Keep spending on research and development even if sales drop, build a financial buffer so you can craft a long-term business plan, be flexible with dealers to keep supply chains intact, have an innovative mindset and see crises as opportunities.

It’s certainly a strategy that is paying off for some of the small and mid-sized 'Mittelstand' companies (SMEs) that together provide almost 60% of all jobs in Germany, according to Reuters interviews with six chief executives.

Commerzbank, the biggest lender to Mittelstand firms, also told Reuters that the number of companies going into “intensive care” was lower than it had feared and there was no rush by its clients to get new credit lines.

Stihl, for example, took an unusual step when lockdowns hit sales of its chainsaws, lawn mowers and hedge trimmers - it carried on making them and helped some of its struggling retailers stay afloat by extending their payment terms, Chief Executive Bertram Kandziora (pictured) told Reuters.

The gambit paid off.

After a tough couple of months, demand soared for Stihl’s tools as people stuck in lockdowns spruced up their gardens. Since May, Stihl has enjoyed double-digit sales growth and is working on Sundays to fill its orders.

To be sure, the landscaping industry has been a sweet spot during the crisis but Stihl’s ability to navigate the lean lockdown months reflects a particular advantage of Mittelstand firms - they are typically family owned, with long-term horizons and strong balance sheets to see them through rough patches.

SMEs in Germany are also generally larger than in other European Union states, surveys by the European Statistics Office, Eurostat, show.
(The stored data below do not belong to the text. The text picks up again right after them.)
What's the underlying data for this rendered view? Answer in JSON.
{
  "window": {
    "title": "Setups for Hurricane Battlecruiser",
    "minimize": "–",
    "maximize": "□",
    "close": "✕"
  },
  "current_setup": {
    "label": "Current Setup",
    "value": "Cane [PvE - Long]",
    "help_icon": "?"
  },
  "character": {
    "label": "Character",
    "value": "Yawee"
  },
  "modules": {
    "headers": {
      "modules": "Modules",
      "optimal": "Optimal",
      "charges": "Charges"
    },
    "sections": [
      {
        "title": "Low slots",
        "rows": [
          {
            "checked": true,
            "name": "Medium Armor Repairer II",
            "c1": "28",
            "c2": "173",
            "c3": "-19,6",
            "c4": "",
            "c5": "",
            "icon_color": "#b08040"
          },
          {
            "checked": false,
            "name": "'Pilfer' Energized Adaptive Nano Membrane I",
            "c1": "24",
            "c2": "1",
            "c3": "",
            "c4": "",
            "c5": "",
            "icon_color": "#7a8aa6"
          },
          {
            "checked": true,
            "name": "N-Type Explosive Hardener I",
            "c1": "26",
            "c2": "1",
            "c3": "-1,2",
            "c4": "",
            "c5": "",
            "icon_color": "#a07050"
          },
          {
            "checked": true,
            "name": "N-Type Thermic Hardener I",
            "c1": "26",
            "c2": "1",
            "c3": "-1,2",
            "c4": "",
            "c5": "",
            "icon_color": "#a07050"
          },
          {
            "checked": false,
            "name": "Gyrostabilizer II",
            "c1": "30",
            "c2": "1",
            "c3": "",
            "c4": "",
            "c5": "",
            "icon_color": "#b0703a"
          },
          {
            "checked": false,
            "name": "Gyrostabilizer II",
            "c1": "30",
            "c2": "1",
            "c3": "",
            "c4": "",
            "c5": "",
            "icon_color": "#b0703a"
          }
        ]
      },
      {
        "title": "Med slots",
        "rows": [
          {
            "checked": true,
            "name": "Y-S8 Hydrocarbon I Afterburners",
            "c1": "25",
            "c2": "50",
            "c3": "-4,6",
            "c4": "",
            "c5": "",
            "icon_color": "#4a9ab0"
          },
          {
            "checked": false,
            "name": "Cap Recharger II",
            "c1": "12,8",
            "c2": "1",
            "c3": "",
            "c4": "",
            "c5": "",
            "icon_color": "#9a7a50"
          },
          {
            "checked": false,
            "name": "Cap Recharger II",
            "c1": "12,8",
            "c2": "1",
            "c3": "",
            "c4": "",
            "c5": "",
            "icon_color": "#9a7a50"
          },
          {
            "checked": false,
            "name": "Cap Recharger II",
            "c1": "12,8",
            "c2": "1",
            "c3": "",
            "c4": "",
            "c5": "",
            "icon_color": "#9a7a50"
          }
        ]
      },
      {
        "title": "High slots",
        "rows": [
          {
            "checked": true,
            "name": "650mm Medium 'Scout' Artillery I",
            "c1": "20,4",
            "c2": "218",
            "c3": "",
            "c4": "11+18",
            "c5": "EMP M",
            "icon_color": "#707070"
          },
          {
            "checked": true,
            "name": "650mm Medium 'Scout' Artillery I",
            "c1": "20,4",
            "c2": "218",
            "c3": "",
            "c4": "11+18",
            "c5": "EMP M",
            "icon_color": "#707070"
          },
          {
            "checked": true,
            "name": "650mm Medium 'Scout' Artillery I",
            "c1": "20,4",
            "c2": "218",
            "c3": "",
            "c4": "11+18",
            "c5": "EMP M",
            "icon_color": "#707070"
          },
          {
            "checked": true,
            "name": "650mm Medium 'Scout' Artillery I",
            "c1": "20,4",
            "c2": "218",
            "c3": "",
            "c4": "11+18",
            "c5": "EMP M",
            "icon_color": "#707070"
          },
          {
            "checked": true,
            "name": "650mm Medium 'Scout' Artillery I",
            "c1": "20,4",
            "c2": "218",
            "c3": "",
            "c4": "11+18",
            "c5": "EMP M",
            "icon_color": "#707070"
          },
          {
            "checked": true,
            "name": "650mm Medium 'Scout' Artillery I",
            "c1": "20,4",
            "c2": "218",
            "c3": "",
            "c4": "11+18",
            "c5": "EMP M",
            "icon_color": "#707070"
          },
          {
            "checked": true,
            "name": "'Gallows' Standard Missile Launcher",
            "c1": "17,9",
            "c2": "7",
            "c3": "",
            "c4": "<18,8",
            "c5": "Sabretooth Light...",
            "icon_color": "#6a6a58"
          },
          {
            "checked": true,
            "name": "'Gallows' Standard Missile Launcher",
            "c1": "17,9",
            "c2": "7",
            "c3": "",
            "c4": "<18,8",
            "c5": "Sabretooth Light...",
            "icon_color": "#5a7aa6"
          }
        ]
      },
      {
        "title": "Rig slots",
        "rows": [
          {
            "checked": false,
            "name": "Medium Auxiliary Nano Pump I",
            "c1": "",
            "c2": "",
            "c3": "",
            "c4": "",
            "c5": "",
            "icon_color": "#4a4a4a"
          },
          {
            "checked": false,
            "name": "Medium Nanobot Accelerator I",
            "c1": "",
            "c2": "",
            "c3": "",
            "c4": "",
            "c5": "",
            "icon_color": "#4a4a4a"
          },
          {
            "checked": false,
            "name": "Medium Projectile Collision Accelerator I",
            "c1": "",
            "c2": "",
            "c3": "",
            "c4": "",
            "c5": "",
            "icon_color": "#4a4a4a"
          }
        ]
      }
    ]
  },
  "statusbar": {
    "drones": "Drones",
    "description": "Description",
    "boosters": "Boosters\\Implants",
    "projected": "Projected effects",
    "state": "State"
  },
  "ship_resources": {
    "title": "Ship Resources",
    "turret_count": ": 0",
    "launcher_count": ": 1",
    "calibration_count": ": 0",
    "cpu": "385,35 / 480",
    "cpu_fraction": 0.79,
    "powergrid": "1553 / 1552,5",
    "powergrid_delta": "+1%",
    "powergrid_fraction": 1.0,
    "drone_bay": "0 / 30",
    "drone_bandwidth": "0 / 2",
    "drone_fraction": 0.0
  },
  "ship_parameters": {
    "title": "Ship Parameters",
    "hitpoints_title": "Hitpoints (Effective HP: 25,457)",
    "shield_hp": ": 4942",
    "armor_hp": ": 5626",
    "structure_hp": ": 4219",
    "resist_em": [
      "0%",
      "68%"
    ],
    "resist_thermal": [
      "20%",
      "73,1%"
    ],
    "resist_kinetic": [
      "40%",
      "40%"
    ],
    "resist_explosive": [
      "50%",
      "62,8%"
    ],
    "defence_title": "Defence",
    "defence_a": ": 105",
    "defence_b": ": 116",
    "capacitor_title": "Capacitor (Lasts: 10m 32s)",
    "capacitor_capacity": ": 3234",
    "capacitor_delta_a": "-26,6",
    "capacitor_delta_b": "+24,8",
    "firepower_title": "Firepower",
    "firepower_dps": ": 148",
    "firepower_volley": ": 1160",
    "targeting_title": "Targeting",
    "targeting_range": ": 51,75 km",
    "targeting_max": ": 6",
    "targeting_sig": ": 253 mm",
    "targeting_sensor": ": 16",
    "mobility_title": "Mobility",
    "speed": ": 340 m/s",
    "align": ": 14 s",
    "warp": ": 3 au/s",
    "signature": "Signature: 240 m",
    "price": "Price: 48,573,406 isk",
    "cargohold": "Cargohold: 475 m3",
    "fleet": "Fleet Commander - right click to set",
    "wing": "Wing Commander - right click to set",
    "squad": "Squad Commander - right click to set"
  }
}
Moreover, 90% of German companies - specialist engineering firms featuring prominently among them - are family controlled, says the BVMW Mittelstand association.

The upshot is that fewer German SMEs turned to banks for loans in the April-September period than similar companies in Spain, Italy and France, a European Central Bank survey shows.

An August survey by management consulting firm McKinsey of over 2,200 SMEs in five European countries showed fewer German firms feared they would have to postpone growth programmes than companies in France, Italy, Spain and the United Kingdom.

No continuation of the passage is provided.